The experimental setup presented in this Letter can be improved further especially at the receiver side. The use of balanced detectors would make it possible to use a local oscillator with power levels compared to the signal power. As a result the electrical signal after the photodiodes would be large enough and the amplifiers after the detectors which add additional noise and distortion can be avoided. The frequency response of the receiver is a combination of the detector, amplifier, and the real-time oscilloscope responses. The deviation of this response from a perfect rectangular shape introduces distortion on the signal which induces penalty on the backward propagation. Finally, because the experiment is setup in loop configuration, power fluctuations between the circulations could not be eliminated completely. As these fluctuations were not taken into account in the Manakov equation, the backward propagation could not remove the nonlinear impairments perfectly. Such fluctuations are expected to be smaller in a linear transmission setup.

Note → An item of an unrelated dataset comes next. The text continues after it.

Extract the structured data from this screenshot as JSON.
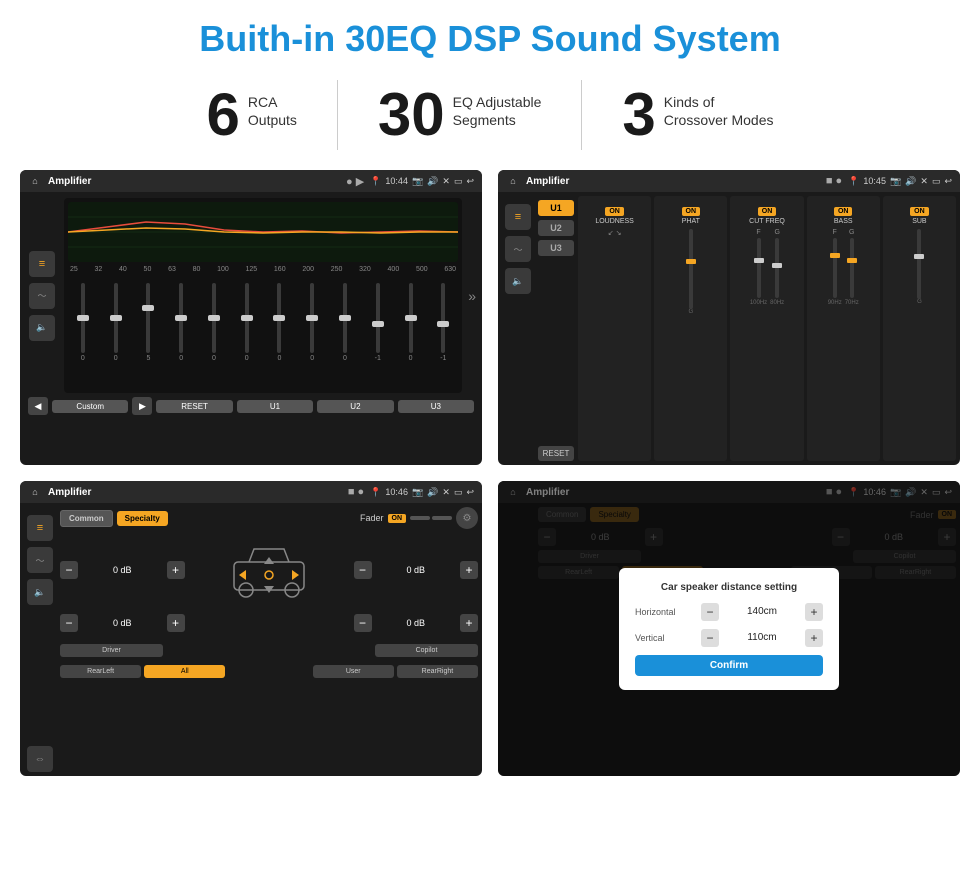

The combined bandwidth of the channels was only 20 GHz, therefore polarization-mode dispersion is not expected to have an impact on the transmission. However, when the number of channels is large, the channels at the opposite edges cannot retain their relative orientations because of polarization-mode dispersion. For DBP to work properly these changes in the forward propagation have to be measured and reproduced in backward propagation. This will require dynamic monitoring of the polarization transfer matrix of the transmission fiber.